# TOLEDO, OH: "Thor" FREE TO GOOD HOME



## raysmom (May 22, 2004)

*THIS IS A CROSSPOST FROM CRAIGSLIST. I DO NOT HAVE ANY FURTHER INFORMATION ABOUT THIS DOG. THE MAN'S NAME AND PHONE NUMBER WERE PUBLISHED IN THE CRAIGSLIST POST:*

Free German Shepherd to good home. He was found on the streets around three months ago, I took him in till i can find a good home for him. I named \him Thor, he is a very hyper dog that requires a lot of room or someone with time to run him a few miles each day. He is a very loving dog but does need some work. he is potty trained.
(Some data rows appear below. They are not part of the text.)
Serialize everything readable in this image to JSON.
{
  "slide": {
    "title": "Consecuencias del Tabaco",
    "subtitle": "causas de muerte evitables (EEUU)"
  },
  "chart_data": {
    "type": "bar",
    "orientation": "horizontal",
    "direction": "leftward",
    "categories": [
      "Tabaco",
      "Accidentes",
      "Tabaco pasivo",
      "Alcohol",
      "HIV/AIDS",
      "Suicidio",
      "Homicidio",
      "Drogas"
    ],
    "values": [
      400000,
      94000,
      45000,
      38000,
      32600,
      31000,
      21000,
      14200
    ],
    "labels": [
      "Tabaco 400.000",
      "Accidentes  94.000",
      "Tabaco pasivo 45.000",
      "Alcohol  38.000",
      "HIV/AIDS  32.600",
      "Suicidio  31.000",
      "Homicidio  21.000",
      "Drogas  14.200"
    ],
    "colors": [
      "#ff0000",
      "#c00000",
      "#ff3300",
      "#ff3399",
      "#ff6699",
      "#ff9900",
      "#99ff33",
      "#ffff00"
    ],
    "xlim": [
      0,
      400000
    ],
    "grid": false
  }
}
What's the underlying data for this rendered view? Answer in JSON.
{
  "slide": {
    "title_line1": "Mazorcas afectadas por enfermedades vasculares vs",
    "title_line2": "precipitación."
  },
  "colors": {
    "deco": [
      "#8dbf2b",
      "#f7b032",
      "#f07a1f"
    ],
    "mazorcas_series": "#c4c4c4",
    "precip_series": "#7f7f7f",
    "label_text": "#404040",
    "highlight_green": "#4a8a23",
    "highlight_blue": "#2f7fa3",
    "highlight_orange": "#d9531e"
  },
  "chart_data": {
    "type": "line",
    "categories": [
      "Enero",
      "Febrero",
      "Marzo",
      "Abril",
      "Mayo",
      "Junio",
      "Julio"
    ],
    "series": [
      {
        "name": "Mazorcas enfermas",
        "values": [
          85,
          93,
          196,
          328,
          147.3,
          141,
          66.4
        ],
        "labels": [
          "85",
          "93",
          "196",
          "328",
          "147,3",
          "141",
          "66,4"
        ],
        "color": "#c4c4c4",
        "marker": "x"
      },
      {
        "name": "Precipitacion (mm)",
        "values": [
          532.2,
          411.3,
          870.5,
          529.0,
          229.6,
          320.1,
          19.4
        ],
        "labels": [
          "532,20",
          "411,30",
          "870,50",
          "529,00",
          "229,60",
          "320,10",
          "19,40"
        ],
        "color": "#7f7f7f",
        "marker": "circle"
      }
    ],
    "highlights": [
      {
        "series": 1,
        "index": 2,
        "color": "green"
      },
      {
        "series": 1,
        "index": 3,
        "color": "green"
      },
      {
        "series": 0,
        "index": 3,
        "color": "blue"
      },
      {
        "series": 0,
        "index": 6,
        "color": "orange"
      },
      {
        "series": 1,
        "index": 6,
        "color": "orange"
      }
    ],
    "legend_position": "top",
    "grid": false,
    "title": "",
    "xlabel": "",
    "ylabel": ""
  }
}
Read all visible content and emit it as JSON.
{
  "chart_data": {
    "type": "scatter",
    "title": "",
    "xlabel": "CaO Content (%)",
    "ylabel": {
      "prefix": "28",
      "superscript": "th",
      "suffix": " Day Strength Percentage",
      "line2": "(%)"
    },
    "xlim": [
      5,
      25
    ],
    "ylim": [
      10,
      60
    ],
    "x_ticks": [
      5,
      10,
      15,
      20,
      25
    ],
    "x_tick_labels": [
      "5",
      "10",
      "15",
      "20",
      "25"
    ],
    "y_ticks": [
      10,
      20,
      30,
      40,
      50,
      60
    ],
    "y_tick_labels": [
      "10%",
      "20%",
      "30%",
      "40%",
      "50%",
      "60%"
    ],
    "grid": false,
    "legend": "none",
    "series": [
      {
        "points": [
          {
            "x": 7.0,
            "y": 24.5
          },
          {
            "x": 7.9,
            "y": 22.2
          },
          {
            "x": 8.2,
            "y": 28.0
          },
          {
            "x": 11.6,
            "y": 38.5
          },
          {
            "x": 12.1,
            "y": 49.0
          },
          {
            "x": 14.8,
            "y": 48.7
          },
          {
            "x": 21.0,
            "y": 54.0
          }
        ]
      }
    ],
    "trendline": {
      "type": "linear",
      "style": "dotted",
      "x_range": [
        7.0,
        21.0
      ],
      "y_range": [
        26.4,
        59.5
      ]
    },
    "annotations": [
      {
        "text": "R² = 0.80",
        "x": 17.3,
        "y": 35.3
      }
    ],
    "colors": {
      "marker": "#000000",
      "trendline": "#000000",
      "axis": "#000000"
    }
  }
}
If interested please contact Bill Thieman at 567 868 904 thank you.


----------



## Furricane (Feb 18, 2010)

Aw he's handsome!! :wub:


----------



## raysmom (May 22, 2004)

I just noticed there is a number missing from the phone number. Here is a link to the Craigslist post:

http://toledo.craigslist.org/pet/3134915245.html


----------



## DiezelnSamson (Sep 18, 2012)

The post was deleted off Craigslist.  I was too late!


----------



## raysmom (May 22, 2004)

Here's another one on Craigslist - they're asking a $150 rehoming fee:

German Shepherd


----------



## raysmom (May 22, 2004)

Apparently the new ad was also flagged for removal from Craigslist - hopefully he finds a good home - he looked like a nice dog.


----------